Une proposition de loi a été déposée hier au Parlement ukrainien, afin de modifier le code pénal pour permettre aux prisonniers de bénéficier d’allègements de peine s’ils produisent de l’électricité en pédalant.
Ce n’est pas une blague. L’annonce officielle est ici. Le texte est ici.
Cela commence ainsi :
La durée d’exécution de la peine fixée par un jugement du tribunal pour une personne condamnée à une peine d’emprisonnement d’une certaine durée est réduite conformément à la procédure prévue dans le présent article si la personne condamnée exerce une activité socialement utile sous la forme de production d’électricité à l’aide d’un groupe électrogène sur bicyclette.
« La production d’énergie électrique au moyen d’exercices physiques (pédalage) sur une installation de production de bicyclettes conformément aux normes établies » permet de réduire la peine de trois jours par mois, sur dix mois dans l’année, ce qui donne un maximum de trente jours par année.
Au cas où ce ne serait pas assez clair on précise :
Remarque. On entend par installation de production d’électricité par bicyclettes un dispositif conçu pour produire de l’énergie électrique grâce à l’activité physique d’une personne qui pédale sur une bicyclette ou un vélo d’appartement, avec transfert ultérieur de l’énergie électrique reçue vers des installations de stockage et/ou directement vers les lieux de consommation.
Malgré le luxe de détails (le pédalage n’est pas considéré comme un travail, le pédaleur doit obtenir un certificat médical garantissant qu’il est apte à pédaler, etc.), il manque une précision tout de même importante : combien de temps le prisonnier doit-il pédaler pour obtenir une réduction de peine ? Le texte dit que c’est au ministère de la Justice d’en décider…
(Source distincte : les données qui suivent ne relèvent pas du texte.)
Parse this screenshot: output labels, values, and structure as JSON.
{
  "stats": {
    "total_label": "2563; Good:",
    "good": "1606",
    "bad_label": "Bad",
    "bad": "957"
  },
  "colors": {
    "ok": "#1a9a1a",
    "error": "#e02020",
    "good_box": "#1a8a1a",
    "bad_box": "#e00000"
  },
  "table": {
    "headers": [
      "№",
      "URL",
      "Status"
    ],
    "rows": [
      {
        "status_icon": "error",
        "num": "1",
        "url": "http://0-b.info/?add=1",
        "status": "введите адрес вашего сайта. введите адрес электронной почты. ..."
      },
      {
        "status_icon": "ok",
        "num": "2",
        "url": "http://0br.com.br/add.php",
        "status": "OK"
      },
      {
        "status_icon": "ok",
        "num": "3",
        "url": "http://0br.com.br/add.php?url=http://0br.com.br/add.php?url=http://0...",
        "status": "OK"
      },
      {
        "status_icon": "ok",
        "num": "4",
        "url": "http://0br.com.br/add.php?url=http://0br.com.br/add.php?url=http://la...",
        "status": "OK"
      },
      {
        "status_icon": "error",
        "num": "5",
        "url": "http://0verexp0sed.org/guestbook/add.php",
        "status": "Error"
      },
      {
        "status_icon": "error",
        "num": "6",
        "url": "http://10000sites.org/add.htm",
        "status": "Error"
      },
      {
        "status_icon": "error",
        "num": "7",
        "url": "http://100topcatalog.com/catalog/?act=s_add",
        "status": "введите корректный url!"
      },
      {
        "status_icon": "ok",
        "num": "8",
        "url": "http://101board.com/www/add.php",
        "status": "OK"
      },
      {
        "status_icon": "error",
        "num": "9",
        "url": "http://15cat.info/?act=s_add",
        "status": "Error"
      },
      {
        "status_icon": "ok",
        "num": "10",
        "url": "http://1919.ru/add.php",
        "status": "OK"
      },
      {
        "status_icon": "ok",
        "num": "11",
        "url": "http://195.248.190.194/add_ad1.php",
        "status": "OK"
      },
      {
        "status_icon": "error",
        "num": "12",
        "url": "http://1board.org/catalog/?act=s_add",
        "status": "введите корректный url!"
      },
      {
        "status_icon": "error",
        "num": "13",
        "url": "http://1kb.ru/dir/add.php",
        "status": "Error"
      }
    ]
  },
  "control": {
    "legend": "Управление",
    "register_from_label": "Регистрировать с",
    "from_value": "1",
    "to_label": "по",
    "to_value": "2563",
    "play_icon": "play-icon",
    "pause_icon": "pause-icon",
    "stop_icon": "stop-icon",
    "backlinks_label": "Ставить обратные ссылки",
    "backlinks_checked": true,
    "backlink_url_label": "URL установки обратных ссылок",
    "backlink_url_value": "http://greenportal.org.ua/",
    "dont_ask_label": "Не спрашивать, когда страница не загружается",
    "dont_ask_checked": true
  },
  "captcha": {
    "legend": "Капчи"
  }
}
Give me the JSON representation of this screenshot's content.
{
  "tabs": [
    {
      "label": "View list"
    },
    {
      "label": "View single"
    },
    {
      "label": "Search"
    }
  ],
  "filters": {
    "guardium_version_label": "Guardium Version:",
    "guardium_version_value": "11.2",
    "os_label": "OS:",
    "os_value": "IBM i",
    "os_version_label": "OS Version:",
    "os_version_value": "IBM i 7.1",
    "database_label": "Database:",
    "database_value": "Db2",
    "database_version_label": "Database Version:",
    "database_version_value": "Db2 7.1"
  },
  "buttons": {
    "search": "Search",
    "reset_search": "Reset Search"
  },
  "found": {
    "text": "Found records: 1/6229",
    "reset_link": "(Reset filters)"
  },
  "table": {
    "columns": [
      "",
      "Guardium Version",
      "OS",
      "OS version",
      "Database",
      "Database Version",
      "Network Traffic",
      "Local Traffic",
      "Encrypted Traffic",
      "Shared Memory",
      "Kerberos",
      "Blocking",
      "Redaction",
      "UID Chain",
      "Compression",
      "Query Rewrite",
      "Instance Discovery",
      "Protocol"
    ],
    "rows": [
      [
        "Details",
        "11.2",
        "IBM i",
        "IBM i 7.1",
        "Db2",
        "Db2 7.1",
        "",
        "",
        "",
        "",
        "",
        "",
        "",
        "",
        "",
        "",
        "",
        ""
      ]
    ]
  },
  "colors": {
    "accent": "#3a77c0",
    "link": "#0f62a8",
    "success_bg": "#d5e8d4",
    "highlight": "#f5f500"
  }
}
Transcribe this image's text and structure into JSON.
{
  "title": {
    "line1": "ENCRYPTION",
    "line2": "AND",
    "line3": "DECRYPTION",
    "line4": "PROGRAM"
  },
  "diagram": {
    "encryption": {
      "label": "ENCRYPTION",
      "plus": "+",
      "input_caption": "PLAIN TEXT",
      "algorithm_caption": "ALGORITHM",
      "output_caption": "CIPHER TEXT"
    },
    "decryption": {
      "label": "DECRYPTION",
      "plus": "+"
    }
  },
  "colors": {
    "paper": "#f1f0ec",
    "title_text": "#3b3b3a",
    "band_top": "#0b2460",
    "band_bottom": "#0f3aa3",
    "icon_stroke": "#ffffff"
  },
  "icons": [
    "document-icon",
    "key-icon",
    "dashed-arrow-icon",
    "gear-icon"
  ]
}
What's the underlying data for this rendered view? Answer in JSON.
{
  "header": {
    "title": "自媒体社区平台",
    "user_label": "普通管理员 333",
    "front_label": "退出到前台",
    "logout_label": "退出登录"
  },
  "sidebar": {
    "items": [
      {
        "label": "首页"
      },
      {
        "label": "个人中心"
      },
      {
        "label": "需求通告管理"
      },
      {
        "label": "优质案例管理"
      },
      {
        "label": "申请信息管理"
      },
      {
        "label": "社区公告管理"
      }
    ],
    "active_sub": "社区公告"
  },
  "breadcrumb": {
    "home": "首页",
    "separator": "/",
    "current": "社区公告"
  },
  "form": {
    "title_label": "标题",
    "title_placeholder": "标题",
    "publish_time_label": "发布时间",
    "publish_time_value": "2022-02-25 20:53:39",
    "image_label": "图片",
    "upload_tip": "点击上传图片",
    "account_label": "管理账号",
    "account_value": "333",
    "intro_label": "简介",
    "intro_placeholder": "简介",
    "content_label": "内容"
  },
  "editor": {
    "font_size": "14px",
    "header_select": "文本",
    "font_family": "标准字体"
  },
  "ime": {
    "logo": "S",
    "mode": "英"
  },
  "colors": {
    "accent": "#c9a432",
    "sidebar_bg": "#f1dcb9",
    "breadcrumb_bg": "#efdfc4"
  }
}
Il y avait déjà une proposition de loi, déposée en juillet, visant à des réductions de peine selon le nombre de livres que le détenu veut bien lire, pour « promouvoir la réhabilitation et la resocialisation des personnes condamnées à une peine d’emprisonnement à durée déterminée en leur inculquant, par la lecture d’ouvrages spécialement sélectionnés, des valeurs spirituelles et morales correctes, ainsi que des objectifs visant à la réhabilitation ». Des livres uniquement en ukrainien, bien sûr, et conformes à l’idéologie régnante, naturellement.